In the present study, shorter durations of ischemia had significantly less damage than longer durations (i.e. 6 vs 10 min). Consistent with our study, the magnitude of ischemic injury is dependent on the duration of ischemia [17]. Sevoflurane did not prevent neuronal damage following ischemia of 6 min duration. We speculate that even short durations of severe hypotension can cause severe damage which cannot be prevented by sevoflurane.

We used 2.3 vol% sevoflurane for maintenance of anesthesia. One minimal alveolar concentration of sevoflurane is 2.3 vol% in adult rats [18]. Therefore, the sevoflurane concentration used in this study was relevant.

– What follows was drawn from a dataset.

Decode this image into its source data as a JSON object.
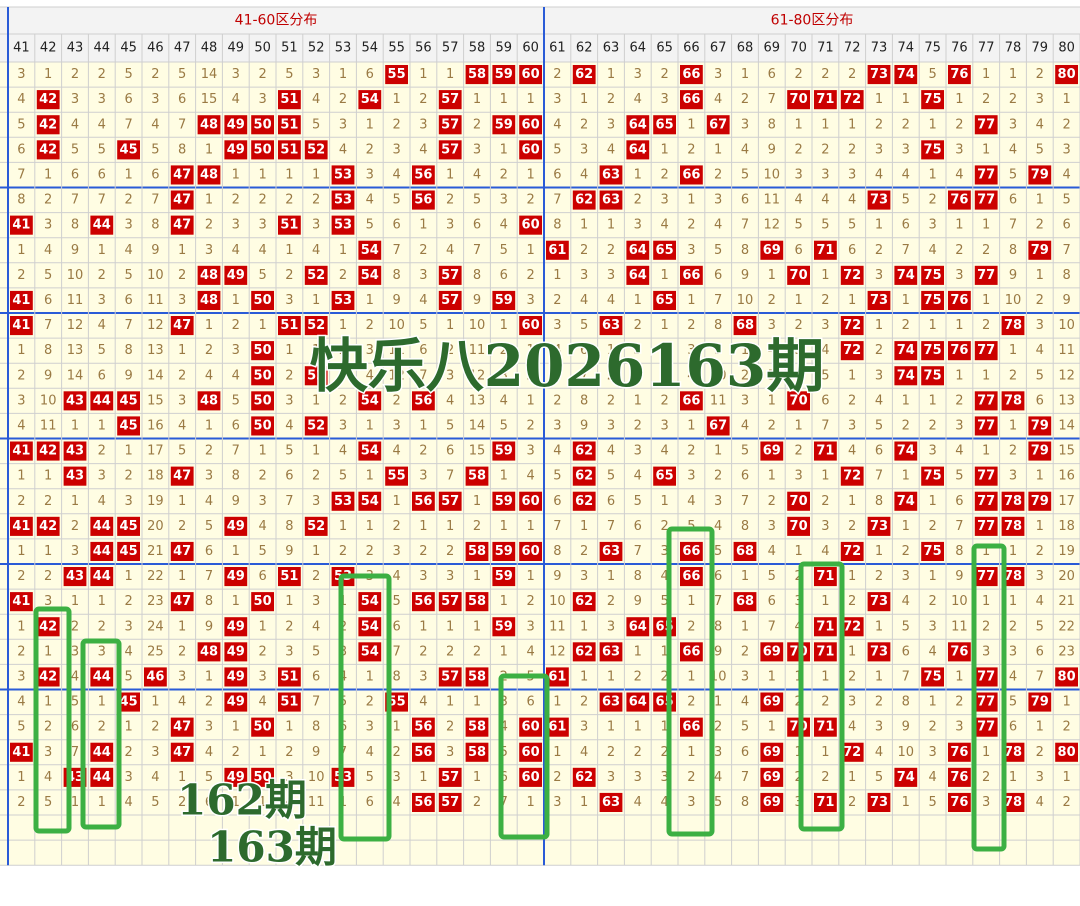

There are several limitations in this study. First, the study was limited to 7 days after ischemia. Longer periods of time may be necessary to assess the permanent neuroprotective effect of anesthetics. However, maintaining rats for such a long period of time after cerebral ischemia is not feasible in our laboratory. Second, we did not confirm EEG isoelectricity. However, it is well demonstrated that bilateral common carotid artery occlusion plus hemorrhage (30 mmHg) induces near-complete ischemia in the CA1 region of rats [6,19]. Third, we classified necrosis and apoptosis. Attempts to classify CA1 neuronal death as either necrosis or apoptosis may be misleading when attempting to understand mechanisms of death of differentiated neurons. These neurons might possess some of the phenotypic characteristics of necrotic neurons but, in contrast, possess all of the biochemical and molecular characteristics needed to die via apoptosis.

In summary, this study shows that sevoflurane improves neurological outcome after severe cerebral ischemia in rats compared with animals anesthetized with zoletil. Longer duration of cerebral ischemia is associated with more neuronal damage than shorter durations of ischemia.

Acknowledgements

Supported by grant to 04-2007-002 from the SNUBH Research Fund.